In other words, the USDA opted to sacrifice an employee—whose job title involves educating his coworkers on how to be more environmentally sustainable, mind you—by claiming he did not follow a nonexistent procedure in order to put at ease a beef industry on a rampage. Indeed, the industry had apparently swiftly contacted Sen. Chuck Grassley of Iowa, a member of the Senate Agriculture Committee, who promptly took to Twitter to complain. Iowa Rep. Steve King, a member of the House Agriculture Committee, also got word of the newsletter, tweeting his plan to double-up on meat consumption to compensate for the USDA’s “heresy.” And perhaps most tellingly, the USDA neither pushed back on the beef industry’s suggestion that the Meatless Monday campaign is spread by “animal rights extremist groups spreading fiction to consumers” nor took the opportunity to acknowledge the reality that animal agriculture is causing extraordinary damage to the environment.

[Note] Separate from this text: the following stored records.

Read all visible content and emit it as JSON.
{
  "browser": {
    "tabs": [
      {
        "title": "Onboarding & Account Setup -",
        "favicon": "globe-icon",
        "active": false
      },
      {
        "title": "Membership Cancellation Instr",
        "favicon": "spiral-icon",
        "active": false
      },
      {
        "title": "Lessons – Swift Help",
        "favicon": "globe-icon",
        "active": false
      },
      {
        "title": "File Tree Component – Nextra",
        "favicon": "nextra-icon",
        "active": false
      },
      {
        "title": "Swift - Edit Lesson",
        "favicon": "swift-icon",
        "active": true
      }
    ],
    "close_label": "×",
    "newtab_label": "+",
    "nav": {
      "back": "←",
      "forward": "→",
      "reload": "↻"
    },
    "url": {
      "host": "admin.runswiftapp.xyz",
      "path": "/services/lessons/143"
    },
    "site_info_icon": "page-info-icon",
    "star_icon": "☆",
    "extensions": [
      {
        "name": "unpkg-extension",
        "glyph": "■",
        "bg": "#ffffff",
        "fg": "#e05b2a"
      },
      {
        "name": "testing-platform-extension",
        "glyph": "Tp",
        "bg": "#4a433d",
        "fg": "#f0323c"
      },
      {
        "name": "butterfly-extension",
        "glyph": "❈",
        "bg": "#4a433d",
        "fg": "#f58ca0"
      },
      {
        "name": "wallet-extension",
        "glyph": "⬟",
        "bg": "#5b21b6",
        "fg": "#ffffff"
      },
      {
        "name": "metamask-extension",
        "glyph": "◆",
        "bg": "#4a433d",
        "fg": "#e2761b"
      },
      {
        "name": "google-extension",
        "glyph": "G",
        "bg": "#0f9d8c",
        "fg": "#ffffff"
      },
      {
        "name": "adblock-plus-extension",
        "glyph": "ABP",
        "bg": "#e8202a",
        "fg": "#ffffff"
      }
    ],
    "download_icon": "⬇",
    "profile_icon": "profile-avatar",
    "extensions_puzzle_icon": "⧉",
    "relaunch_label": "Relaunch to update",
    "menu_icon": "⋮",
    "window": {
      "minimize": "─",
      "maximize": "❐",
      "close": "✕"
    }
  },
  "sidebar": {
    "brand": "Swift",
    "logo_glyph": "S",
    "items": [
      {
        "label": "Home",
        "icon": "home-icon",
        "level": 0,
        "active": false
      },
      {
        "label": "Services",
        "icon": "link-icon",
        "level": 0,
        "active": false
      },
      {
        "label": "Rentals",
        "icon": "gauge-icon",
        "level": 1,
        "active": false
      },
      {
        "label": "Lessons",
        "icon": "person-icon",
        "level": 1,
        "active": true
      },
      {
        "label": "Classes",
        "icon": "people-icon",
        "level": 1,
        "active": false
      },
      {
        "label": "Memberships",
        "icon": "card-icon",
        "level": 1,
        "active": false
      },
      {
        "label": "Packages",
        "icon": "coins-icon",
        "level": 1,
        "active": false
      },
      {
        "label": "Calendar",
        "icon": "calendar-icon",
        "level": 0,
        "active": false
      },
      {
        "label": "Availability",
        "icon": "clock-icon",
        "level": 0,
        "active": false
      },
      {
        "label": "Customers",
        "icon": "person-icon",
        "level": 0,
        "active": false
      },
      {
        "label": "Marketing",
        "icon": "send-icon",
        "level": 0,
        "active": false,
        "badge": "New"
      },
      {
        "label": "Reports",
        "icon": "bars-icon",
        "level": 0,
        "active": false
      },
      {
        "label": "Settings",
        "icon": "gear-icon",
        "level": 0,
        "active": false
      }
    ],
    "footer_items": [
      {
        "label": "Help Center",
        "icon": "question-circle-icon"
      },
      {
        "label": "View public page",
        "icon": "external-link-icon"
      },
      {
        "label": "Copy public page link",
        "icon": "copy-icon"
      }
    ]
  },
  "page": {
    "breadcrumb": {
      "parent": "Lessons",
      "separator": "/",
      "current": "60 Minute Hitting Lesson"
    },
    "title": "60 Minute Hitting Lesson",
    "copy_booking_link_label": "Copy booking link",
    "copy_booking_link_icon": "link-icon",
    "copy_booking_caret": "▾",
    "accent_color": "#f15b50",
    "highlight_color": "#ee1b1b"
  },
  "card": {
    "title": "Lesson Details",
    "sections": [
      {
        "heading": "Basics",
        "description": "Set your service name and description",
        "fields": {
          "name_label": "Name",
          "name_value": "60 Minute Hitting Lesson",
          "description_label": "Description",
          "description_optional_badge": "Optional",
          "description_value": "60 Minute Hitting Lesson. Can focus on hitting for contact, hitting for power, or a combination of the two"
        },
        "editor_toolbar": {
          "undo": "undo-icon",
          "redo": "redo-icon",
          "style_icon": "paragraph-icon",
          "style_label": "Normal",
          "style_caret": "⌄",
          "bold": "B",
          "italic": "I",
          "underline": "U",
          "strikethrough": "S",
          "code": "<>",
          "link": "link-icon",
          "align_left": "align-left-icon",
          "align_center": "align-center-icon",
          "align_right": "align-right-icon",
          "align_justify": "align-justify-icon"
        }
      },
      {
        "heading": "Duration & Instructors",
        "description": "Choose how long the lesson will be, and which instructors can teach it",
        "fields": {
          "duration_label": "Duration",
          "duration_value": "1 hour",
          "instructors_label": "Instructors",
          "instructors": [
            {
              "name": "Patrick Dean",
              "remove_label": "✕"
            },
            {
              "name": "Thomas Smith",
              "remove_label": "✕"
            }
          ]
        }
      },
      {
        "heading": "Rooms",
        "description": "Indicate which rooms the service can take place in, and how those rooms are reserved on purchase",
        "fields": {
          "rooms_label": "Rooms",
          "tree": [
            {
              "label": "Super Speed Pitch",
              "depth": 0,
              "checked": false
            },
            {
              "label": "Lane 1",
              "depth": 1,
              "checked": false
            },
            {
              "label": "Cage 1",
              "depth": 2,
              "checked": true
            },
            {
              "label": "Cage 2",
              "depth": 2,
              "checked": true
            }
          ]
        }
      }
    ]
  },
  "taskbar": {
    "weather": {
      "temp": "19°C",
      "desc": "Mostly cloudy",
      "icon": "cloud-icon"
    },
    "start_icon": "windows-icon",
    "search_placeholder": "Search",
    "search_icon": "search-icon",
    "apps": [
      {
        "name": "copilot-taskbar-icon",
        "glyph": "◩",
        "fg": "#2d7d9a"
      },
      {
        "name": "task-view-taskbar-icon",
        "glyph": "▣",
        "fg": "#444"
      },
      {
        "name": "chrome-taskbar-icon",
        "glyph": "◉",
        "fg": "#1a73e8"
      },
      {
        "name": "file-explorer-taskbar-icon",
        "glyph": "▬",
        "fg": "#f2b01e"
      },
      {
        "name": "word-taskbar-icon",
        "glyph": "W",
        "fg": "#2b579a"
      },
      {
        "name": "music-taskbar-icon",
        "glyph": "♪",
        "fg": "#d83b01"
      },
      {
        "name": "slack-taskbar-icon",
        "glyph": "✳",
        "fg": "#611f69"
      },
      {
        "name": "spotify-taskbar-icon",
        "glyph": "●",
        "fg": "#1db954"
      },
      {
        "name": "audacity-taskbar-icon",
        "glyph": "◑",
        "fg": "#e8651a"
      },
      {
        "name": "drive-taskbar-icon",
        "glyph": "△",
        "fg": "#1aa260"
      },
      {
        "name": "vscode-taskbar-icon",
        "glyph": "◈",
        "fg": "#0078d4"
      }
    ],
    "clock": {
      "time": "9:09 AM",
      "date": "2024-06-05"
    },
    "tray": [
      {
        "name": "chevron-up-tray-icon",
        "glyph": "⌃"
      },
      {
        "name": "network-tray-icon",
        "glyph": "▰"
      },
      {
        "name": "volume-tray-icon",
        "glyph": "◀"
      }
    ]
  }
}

One individual named Amy emailed Murtagh and others complaining that “[s]upporting [Meatless Monday] is supporting inaccurate information,” followed by statistics comparing the relative improvement of beef production today compared to 1977. But Murtagh didn’t point out that the fact that the environmental impact of beef has declined says nothing about how it stacks up against other foods today. Instead, he apologized—“I was the one who wrote that. […] The news letter has been taken down. Sorry to have offended you.”
“Knowing that the newsletter has been taken down makes me feel very good,” Amy said in response, before praising the greening committee and imploring, without any apparent sarcasm, “keep up the good work!”
It’s unfortunate that so much of the blow-back neglected to address the factual bases for advocating for something as innocuous as Meatless Monday. Not one critic took issue with any specific claim contained in the newsletter. It is a fact that the United Nations produced a report which calls animal agriculture “a major source of greenhouse gases.” And it is true that beef production requires significant amounts of grain, water, fertilizer, fossil fuels, and pesticides – far more than the resources required to produce the same number of calories or grams of protein in most fruits, vegetables, nuts and grains. And the health concerns “related to the excessive consumption of meat,” as the newsletter claims, is something repeated by nearly every reputable dietetic association in existence.
A colleague offered some moral support to a surely disillusioned Murtagh. “Don’t worry about it Ed. Your [sic] likely to offend someone simply for caring about the environment. People should grow up. I haven’t seen it yet, but I’m sure you have good info. 1977 is more than 30 years ago and not a relevant comparison.”
“The problem is that complaints went to the secretary’s office, so not a good situation,” replied Murtagh.
After the chaos died down, Murtagh replied to Nancy. “Thanks Nancy. This newsletter actually caused me a lot of problems. First time I had a bad experience with it,” he wrote the next day.
“Hmmm, which part were people unhappy about?” she wondered.
“The meatless Monday item. Very bad thing to say politically at USDA especially at this time. I was not thinking when I put that in the newsletter,” Murtagh responded.
In case you wondered about who calls the shots over at the USDA – an agency in part responsible for formulating dietary guidelines for some 323 million Americans – now you know.